A agricultora Soraia Campos, de 42 anos, que participa da comissão de atingidos pelo rompimento da barragem, conta que o marido, um filho e uma filha também passaram a tomar ansiolítico.
A agricultora relata que iniciou tratamento com esse tipo de remédio, mas, por conta própria, suspendeu as doses. "Estava ficando prostrada, e não posso parar.
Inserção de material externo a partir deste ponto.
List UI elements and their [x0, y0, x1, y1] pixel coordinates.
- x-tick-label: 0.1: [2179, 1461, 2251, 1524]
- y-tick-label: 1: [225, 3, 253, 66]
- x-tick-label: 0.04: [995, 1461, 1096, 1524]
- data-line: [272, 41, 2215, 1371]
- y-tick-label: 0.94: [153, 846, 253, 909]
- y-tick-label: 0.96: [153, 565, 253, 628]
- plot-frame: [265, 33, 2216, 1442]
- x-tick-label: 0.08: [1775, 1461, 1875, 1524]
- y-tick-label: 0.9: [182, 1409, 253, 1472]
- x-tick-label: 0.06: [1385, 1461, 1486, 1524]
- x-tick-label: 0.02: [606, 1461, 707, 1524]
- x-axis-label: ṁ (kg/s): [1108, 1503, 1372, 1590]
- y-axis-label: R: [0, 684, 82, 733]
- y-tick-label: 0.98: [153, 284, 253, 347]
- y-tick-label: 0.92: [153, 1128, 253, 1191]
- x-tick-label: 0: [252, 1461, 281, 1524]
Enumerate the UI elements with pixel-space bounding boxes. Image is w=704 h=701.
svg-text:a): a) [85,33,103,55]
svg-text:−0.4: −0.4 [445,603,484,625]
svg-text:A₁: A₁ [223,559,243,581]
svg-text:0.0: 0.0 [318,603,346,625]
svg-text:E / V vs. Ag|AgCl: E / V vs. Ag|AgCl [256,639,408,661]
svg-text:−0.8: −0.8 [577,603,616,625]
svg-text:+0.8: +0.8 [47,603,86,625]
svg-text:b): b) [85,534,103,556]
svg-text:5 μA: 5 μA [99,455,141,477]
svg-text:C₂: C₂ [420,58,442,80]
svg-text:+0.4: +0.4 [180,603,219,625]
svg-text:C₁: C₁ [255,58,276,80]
Minha briga contra a Vale é grande."
O trauma psicológico sofrido por moradores de Brumadinho tem paralelo com o identificado em populações de países acometidos por guerras, destaca o professor Frederico Garcia, do Departamento de Saúde Mental da Faculdade de Medicina da Universidade Federal de Minas Gerais (UFMG). "As pessoas veem tanto a sua vida como seu futuro ameaçados de forma abrupta."
Nesse cenário, cresce o risco de aumento de casos de suicídio, doenças mentais e uso de drogas e álcool. "É uma situação de sofrimento que pode perdurar por muitos anos. E não se pode minimizar a perda de cada pessoa, seja de parentes, perspectivas trabalho ou sonhos. Todas as perdas podem ter consequências negativas", diz.
Somando os registros de todas as especialidades médicas, os atendimentos na rede primária de saúde de Brumadinho aumentaram 63% no primeiro quadrimestre de 2019, ante o mesmo período de 2018, saltando de 33 mil para 54 mil.
A situação se repete na Unidade de Pronto Atendimento (UPA). Antes do rompimento, o número máximo de atendimentos em um plantão de 12 horas registrado pela Secretaria de Saúde foi de 165. Após a lama, o teto de atendimento subiu para 280.
As contas da prefeitura projetam alta de R$ 15 milhões em 2019 com gastos no setor de saúde, chegando no período a R$ 70 milhões ante R$ 55 milhões em 2018.
Os recursos para cobrir a diferença sairão de um Termo de Ajustamento de Conduta (TAC) no valor de R$ 31 milhões, para dois anos, fechado entre a Vale e a força-tarefa do Ministério Público que trabalha no levantamento dos impactos da lama na comunidade.